Kim Jong-nam tewas saat hendak menunju RS tak lama setelah tak sadarkan diri usai disemprot oleh pelaku pembunuhan. Sejak saat itu, berbagai spekulasi beredar termasuk jenis racun yang digunakan. Sebelumnya, tersiar kabar bahwa Jong-nam dibunuh dengan racun jenis resin.

Ini adalah kali pertama Malaysia mengungkapkan salah satu hasil pemeriksaan setelah kematian Kim Jong-nam pada 13 Februari lalu.

Racun VX dimasukkan dalam golongan senjata pemusnah massal karena kemampuannya yang mematikan. Racun itu tidak berwarna alis jernih, berbentuk cairan minyak yang tidak berasa dan berbau. Ini adalah racun paling mematikan dari berbagai jenis lain. Setetes VX di kulit manusia bisa berbuntut vatal. Dalam semenit, orang yang terpapar racun itu akan mati.

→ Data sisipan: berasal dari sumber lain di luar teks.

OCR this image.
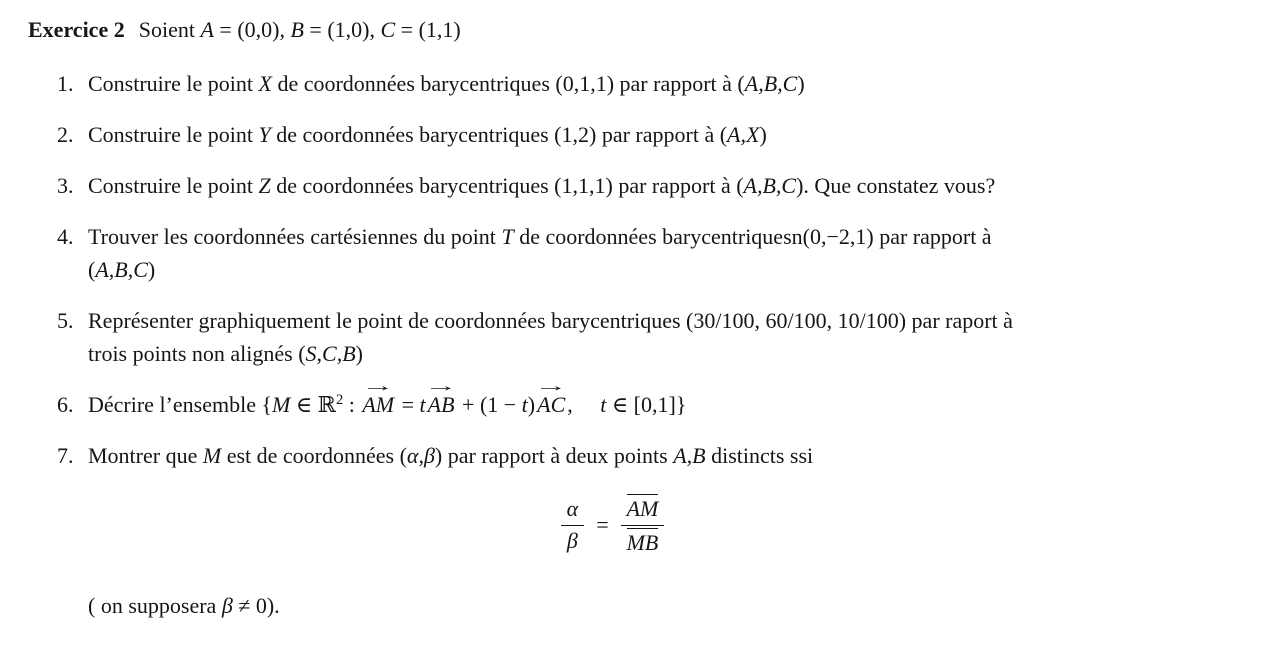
Exercice 2 Soient A = (0,0), B = (1,0), C = (1,1)

1. Construire le point X de coordonnées barycentriques (0,1,1) par rapport à (A,B,C)
2. Construire le point Y de coordonnées barycentriques (1,2) par rapport à (A,X)
3. Construire le point Z de coordonnées barycentriques (1,1,1) par rapport à (A,B,C). Que constatez vous?
4. Trouver les coordonnées cartésiennes du point T de coordonnées barycentriquesn(0,−2,1) par rapport à
(A,B,C)
5. Représenter graphiquement le point de coordonnées barycentriques (30/100, 60/100, 10/100) par raport à
trois points non alignés (S,C,B)
6. Décrire l’ensemble {M ∈ ℝ$^2$ :
→
AM = t
→
AB + (1 − t)
→
AC,  t ∈ [0,1]}
7. Montrer que M est de coordonnées (α,β) par rapport à deux points A,B distincts ssi
$\frac{\alpha}{\beta} = \frac{AM}{MB}$

( on supposera β ≠ 0).
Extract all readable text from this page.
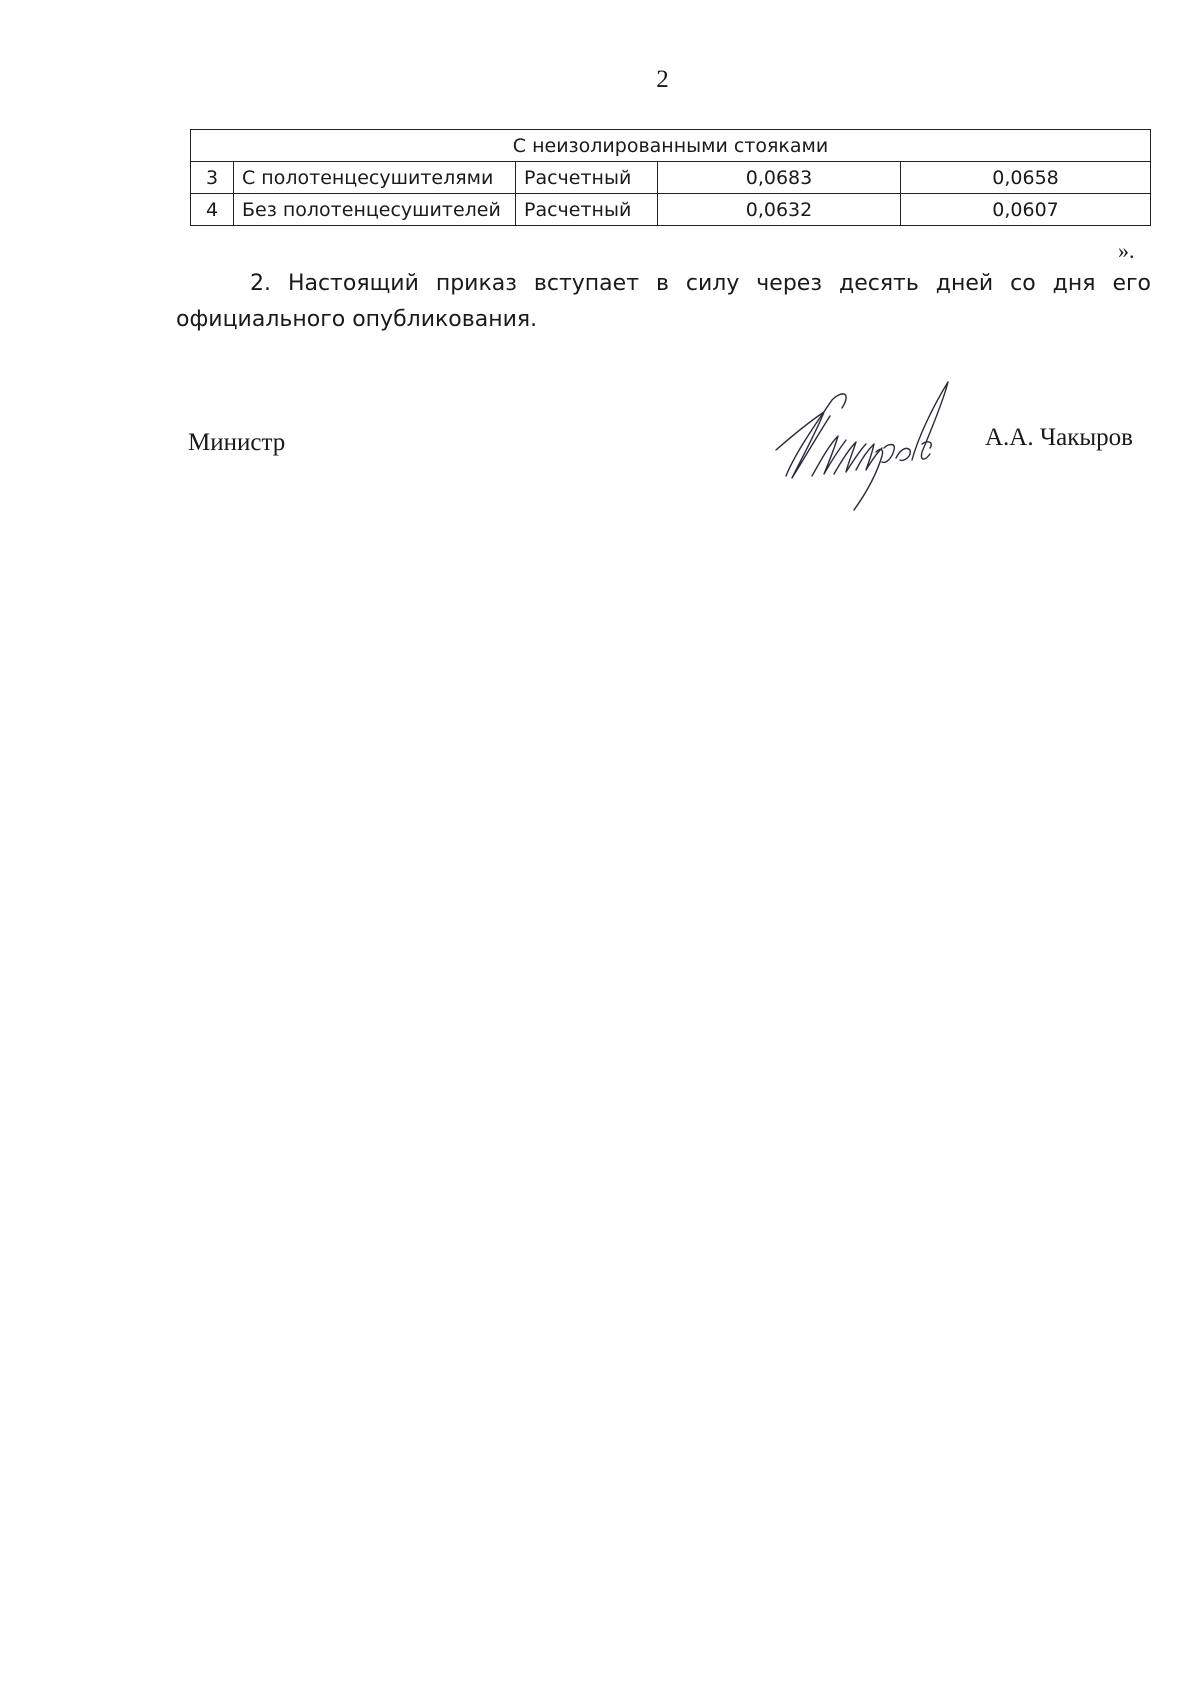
2
С неизолированными стояками				
3	С полотенцесушителями	Расчетный	0,0683	0,0658
4	Без полотенцесушителей	Расчетный	0,0632	0,0607
».
2. Настоящий приказ вступает в силу через десять дней со дня его официального опубликования.
Министр	А.А. Чакыров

Racun tersebut masuk ke dalam kulit dan mengganggu sistem transmisi sistem syaraf. Digolongkan berbahaya bukan hanya karena kemampuannya, penggunaan racun ini sangat mudah. Bisa dimasukkan dalam spray atau kebulan asap, dicampur dalam air, makanan, dan disebar di lahan pertanian. Ngeri.

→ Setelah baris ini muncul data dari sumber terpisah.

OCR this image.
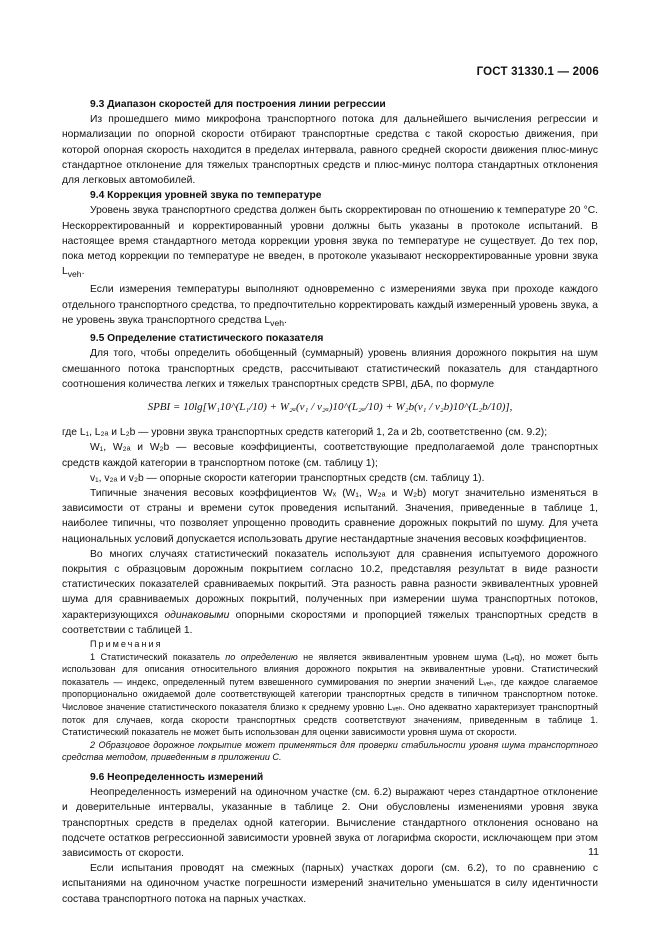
ГОСТ 31330.1 — 2006

9.3 Диапазон скоростей для построения линии регрессии

Из прошедшего мимо микрофона транспортного потока для дальнейшего вычисления регрессии и нормализации по опорной скорости отбирают транспортные средства с такой скоростью движения, при которой опорная скорость находится в пределах интервала, равного средней скорости движения плюс-минус стандартное отклонение для тяжелых транспортных средств и плюс-минус полтора стандартных отклонения для легковых автомобилей.

9.4 Коррекция уровней звука по температуре

Уровень звука транспортного средства должен быть скорректирован по отношению к температуре 20 °С. Нескорректированный и корректированный уровни должны быть указаны в протоколе испытаний. В настоящее время стандартного метода коррекции уровня звука по температуре не существует. До тех пор, пока метод коррекции по температуре не введен, в протоколе указывают нескорректированные уровни звука $L_{veh}$.

Если измерения температуры выполняют одновременно с измерениями звука при проходе каждого отдельного транспортного средства, то предпочтительно корректировать каждый измеренный уровень звука, а не уровень звука транспортного средства $L_{veh}$.

9.5 Определение статистического показателя

Для того, чтобы определить обобщенный (суммарный) уровень влияния дорожного покрытия на шум смешанного потока транспортных средств, рассчитывают статистический показатель для стандартного соотношения количества легких и тяжелых транспортных средств SPBI, дБА, по формуле

SPBI = 10lg[W₁10^(L₁/10) + W₂ₐ(v₁ / v₂ₐ)10^(L₂ₐ/10) + W₂b(v₁ / v₂b)10^(L₂b/10)],

где L₁, L₂ₐ и L₂b — уровни звука транспортных средств категорий 1, 2а и 2b, соответственно (см. 9.2);

W₁, W₂ₐ и W₂b — весовые коэффициенты, соответствующие предполагаемой доле транспортных средств каждой категории в транспортном потоке (см. таблицу 1);

v₁, v₂ₐ и v₂b — опорные скорости категории транспортных средств (см. таблицу 1).

Типичные значения весовых коэффициентов Wₓ (W₁, W₂ₐ и W₂b) могут значительно изменяться в зависимости от страны и времени суток проведения испытаний. Значения, приведенные в таблице 1, наиболее типичны, что позволяет упрощенно проводить сравнение дорожных покрытий по шуму. Для учета национальных условий допускается использовать другие нестандартные значения весовых коэффициентов.

Во многих случаях статистический показатель используют для сравнения испытуемого дорожного покрытия с образцовым дорожным покрытием согласно 10.2, представляя результат в виде разности статистических показателей сравниваемых покрытий. Эта разность равна разности эквивалентных уровней шума для сравниваемых дорожных покрытий, полученных при измерении шума транспортных потоков, характеризующихся одинаковыми опорными скоростями и пропорцией тяжелых транспортных средств в соответствии с таблицей 1.

Примечания

1 Статистический показатель по определению не является эквивалентным уровнем шума (Lₑq), но может быть использован для описания относительного влияния дорожного покрытия на эквивалентные уровни. Статистический показатель — индекс, определенный путем взвешенного суммирования по энергии значений Lᵥₑₕ, где каждое слагаемое пропорционально ожидаемой доле соответствующей категории транспортных средств в типичном транспортном потоке. Числовое значение статистического показателя близко к среднему уровню Lᵥₑₕ. Оно адекватно характеризует транспортный поток для случаев, когда скорости транспортных средств соответствуют значениям, приведенным в таблице 1. Статистический показатель не может быть использован для оценки зависимости уровня шума от скорости.

2 Образцовое дорожное покрытие может применяться для проверки стабильности уровня шума транспортного средства методом, приведенным в приложении С.

9.6 Неопределенность измерений

Неопределенность измерений на одиночном участке (см. 6.2) выражают через стандартное отклонение и доверительные интервалы, указанные в таблице 2. Они обусловлены изменениями уровня звука транспортных средств в пределах одной категории. Вычисление стандартного отклонения основано на подсчете остатков регрессионной зависимости уровней звука от логарифма скорости, исключающем при этом зависимость от скорости.

Если испытания проводят на смежных (парных) участках дороги (см. 6.2), то по сравнению с испытаниями на одиночном участке погрешности измерений значительно уменьшатся в силу идентичности состава транспортного потока на парных участках.

11
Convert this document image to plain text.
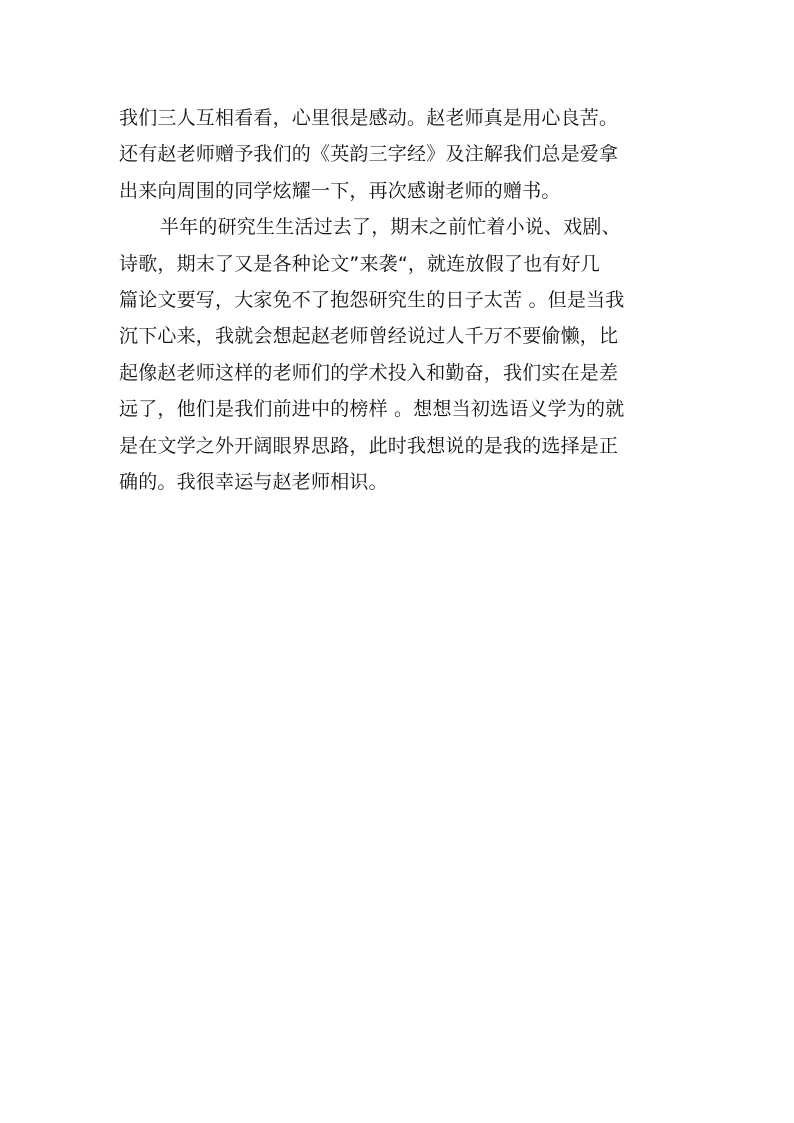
我们三人互相看看，心里很是感动。赵老师真是用心良苦。
还有赵老师赠予我们的《英韵三字经》及注解我们总是爱拿
出来向周围的同学炫耀一下，再次感谢老师的赠书。
半年的研究生生活过去了，期末之前忙着小说、戏剧、
诗歌，期末了又是各种论文”来袭“，就连放假了也有好几
篇论文要写，大家免不了抱怨研究生的日子太苦 。但是当我
沉下心来，我就会想起赵老师曾经说过人千万不要偷懒，比
起像赵老师这样的老师们的学术投入和勤奋，我们实在是差
远了，他们是我们前进中的榜样 。想想当初选语义学为的就
是在文学之外开阔眼界思路，此时我想说的是我的选择是正
确的。我很幸运与赵老师相识。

VX juga mudah masuk tubuh dengan dihirup, dimakan, kontak kulit, atau kontak mata. Baju atau kain yang terpapar racun ini bisa menyebarkan racun tersebut kepada orang lain dalam waktu 30 menit.

Terpapar racun ini dalam dosis rendah bisa menyebabkan sesak napas, sakit mata, pandangan kabur, berkeringat, dada sesak, kebingungan, pusing, lemah, dan muntah-muntah.

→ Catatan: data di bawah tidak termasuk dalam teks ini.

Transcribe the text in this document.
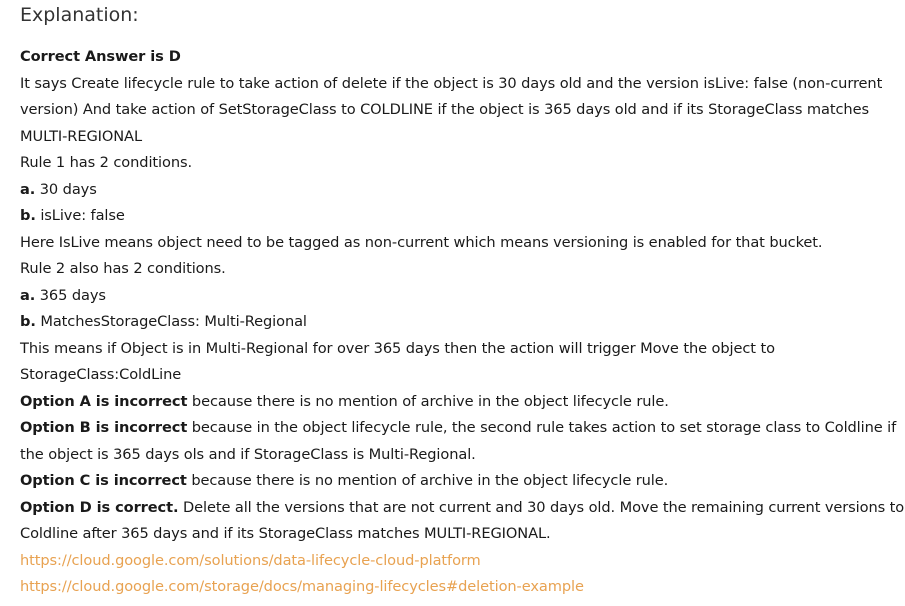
Explanation:
Correct Answer is D
It says Create lifecycle rule to take action of delete if the object is 30 days old and the version isLive: false (non-current
version) And take action of SetStorageClass to COLDLINE if the object is 365 days old and if its StorageClass matches
MULTI-REGIONAL
Rule 1 has 2 conditions.
a. 30 days
b. isLive: false
Here IsLive means object need to be tagged as non-current which means versioning is enabled for that bucket.
Rule 2 also has 2 conditions.
a. 365 days
b. MatchesStorageClass: Multi-Regional
This means if Object is in Multi-Regional for over 365 days then the action will trigger Move the object to
StorageClass:ColdLine
Option A is incorrect because there is no mention of archive in the object lifecycle rule.
Option B is incorrect because in the object lifecycle rule, the second rule takes action to set storage class to Coldline if
the object is 365 days ols and if StorageClass is Multi-Regional.
Option C is incorrect because there is no mention of archive in the object lifecycle rule.
Option D is correct. Delete all the versions that are not current and 30 days old. Move the remaining current versions to
Coldline after 365 days and if its StorageClass matches MULTI-REGIONAL.
https://cloud.google.com/solutions/data-lifecycle-cloud-platform
https://cloud.google.com/storage/docs/managing-lifecycles#deletion-example
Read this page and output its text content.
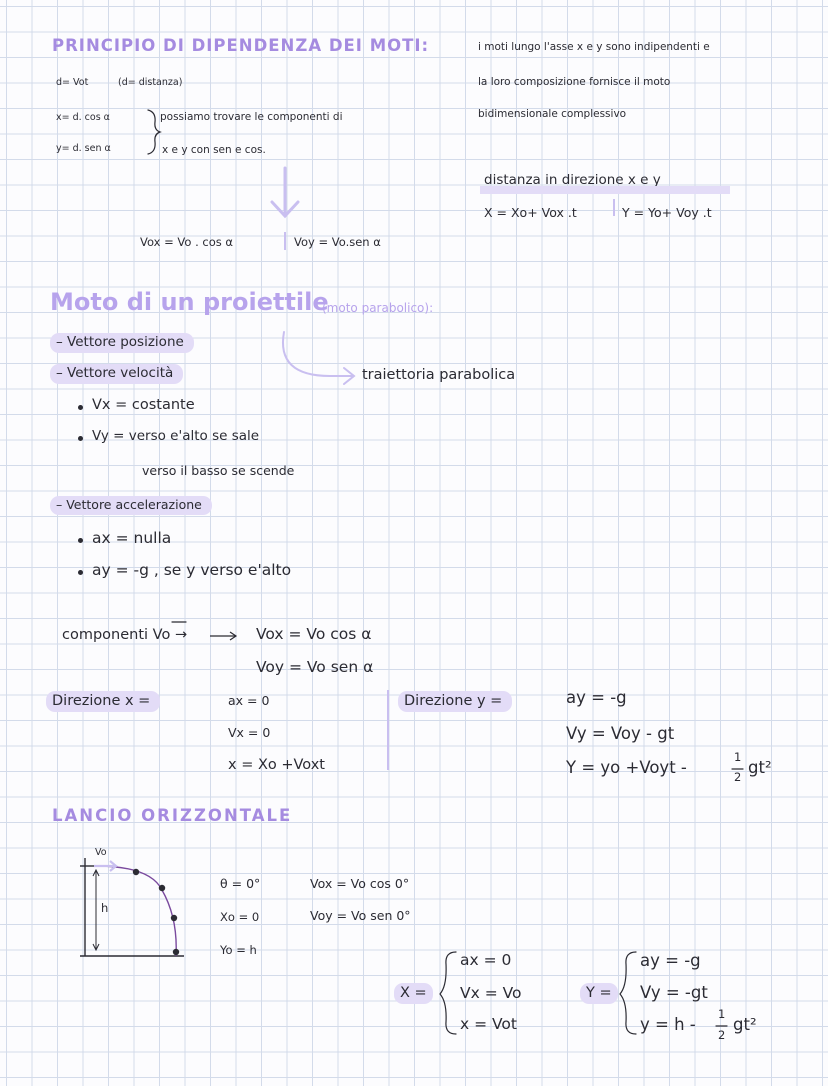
PRINCIPIO DI DIPENDENZA DEI MOTI:	i moti lungo l'asse x e y sono indipendenti e
la loro composizione fornisce il moto
bidimensionale complessivo
d= Vot	(d= distanza)
x= d. cos α
y= d. sen α
possiamo trovare le componenti di
x e y con sen e cos.
distanza in direzione x e y
X = Xo+ Vox .t	Y = Yo+ Voy .t
Vox = Vo . cos α	Voy = Vo.sen α
Moto di un proiettile
(moto parabolico):
– Vettore posizione
– Vettore velocità	traiettoria parabolica
Vx = costante
Vy = verso e'alto se sale
verso il basso se scende
– Vettore accelerazione
ax = nulla
ay = -g , se y verso e'alto
componenti Vo →	Vox = Vo cos α
Voy = Vo sen α
Direzione x =	ax = 0
Vx = 0
x = Xo +Voxt
Direzione y =	ay = -g
Vy = Voy - gt
Y = yo +Voyt -
1
2 gt²
LANCIO ORIZZONTALE
Vo
h
θ = 0°
Xo = 0
Yo = h
Vox = Vo cos 0°
Voy = Vo sen 0°
X =
ax = 0
Vx = Vo
x = Vot
Y =
ay = -g
Vy = -gt
y = h -
1
2
gt²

Berlabel kimia resmi S-2 Diisoprophylaminoethyl methylphosphonothiolate, VX sudah dilarang beredar lewat Konvensi Senjata Kimia pada 1993.

Kepala Kepolisian Malaysia Khalid Abu Bakar mengatakan keberadaan VX dalam tubuh Jong-nam ditemukan lewat sample usap dari mata dan wajah Jong-nam.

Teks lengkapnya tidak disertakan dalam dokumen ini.